The National Science Foundation has awarded more than $400,000 to a Purdue University Calumet researcher. The funding will support Professor Neeti Parashar’s work with a global collaboration studying the Higgs boson particle.
Parashar contributed two years ago to Nobel Prize-winning research involving what’s commonly referred to as the "God particle."
The three-year NSF grant will fund a postdoctoral fellow and students to assist Parashar in her work with the Compact Muon Solenoid Collaboration. More than 3,000 researchers are part of CMS. The group is examining high-energy collisions that take place among sub-atomic particles in the Large Hadron Collider at the European Organization for Nuclear Research center, or CERN, in Switzerland.
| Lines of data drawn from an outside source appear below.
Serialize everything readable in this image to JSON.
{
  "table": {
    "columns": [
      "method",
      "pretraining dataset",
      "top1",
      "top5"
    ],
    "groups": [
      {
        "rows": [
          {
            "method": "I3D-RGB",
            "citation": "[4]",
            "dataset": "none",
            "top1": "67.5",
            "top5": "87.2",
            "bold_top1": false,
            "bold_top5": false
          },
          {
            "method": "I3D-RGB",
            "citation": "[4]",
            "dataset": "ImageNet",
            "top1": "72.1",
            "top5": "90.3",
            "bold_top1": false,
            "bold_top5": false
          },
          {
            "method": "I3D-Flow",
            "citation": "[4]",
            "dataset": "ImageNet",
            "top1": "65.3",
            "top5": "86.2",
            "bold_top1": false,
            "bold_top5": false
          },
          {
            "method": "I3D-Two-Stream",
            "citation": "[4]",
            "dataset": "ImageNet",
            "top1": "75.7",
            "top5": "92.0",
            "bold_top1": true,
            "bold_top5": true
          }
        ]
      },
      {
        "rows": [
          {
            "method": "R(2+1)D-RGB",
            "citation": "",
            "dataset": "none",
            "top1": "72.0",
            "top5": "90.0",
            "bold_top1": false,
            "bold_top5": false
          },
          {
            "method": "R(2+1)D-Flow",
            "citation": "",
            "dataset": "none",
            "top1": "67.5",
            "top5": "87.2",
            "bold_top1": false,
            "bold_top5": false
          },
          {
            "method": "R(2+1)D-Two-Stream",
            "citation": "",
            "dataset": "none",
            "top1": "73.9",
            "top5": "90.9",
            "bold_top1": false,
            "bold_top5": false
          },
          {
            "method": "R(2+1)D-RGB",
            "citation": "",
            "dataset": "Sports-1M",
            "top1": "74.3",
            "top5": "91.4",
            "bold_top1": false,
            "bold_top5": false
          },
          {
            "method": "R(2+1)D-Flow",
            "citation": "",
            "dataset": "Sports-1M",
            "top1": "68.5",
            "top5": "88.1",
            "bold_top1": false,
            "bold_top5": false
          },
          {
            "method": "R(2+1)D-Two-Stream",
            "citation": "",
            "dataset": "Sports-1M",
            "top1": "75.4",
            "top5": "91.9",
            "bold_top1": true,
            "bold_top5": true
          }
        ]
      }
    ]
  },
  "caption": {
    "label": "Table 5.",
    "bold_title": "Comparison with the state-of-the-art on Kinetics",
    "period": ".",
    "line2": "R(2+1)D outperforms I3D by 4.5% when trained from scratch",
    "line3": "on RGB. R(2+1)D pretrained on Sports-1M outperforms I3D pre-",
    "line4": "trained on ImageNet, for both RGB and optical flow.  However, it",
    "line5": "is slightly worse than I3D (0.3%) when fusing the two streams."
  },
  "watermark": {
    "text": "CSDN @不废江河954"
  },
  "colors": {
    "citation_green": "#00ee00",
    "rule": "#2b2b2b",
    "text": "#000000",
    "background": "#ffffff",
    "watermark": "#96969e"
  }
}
She says in a broad sense, the researchers are examining byproducts of the collisions and searching for signs of new particles and interactions.
Parashar continues "we are trying to understand nature at its most fundamental level. Ultimately, we want to determine the fundamental components of matter and how those components interact with one another. The discovery of a Standard Mode-like Higgs boson was a monumental step in our understanding of nature. But it also raised many new questions such as: Is what was discovered THE SM Higgs boson, or just a Higgs boson? Is it alone, or one of many Higgs bosons? We know of 12 particles that make up all the matter we see around us. But we also know there is additional ‘dark matter’ which so far has eluded discovery, and we hope to find it through our research. We know of four forces by which these matter particles interact with one another, but these forces are not yet completely understood. So we are trying to gain more knowledge and also search for potential new forces."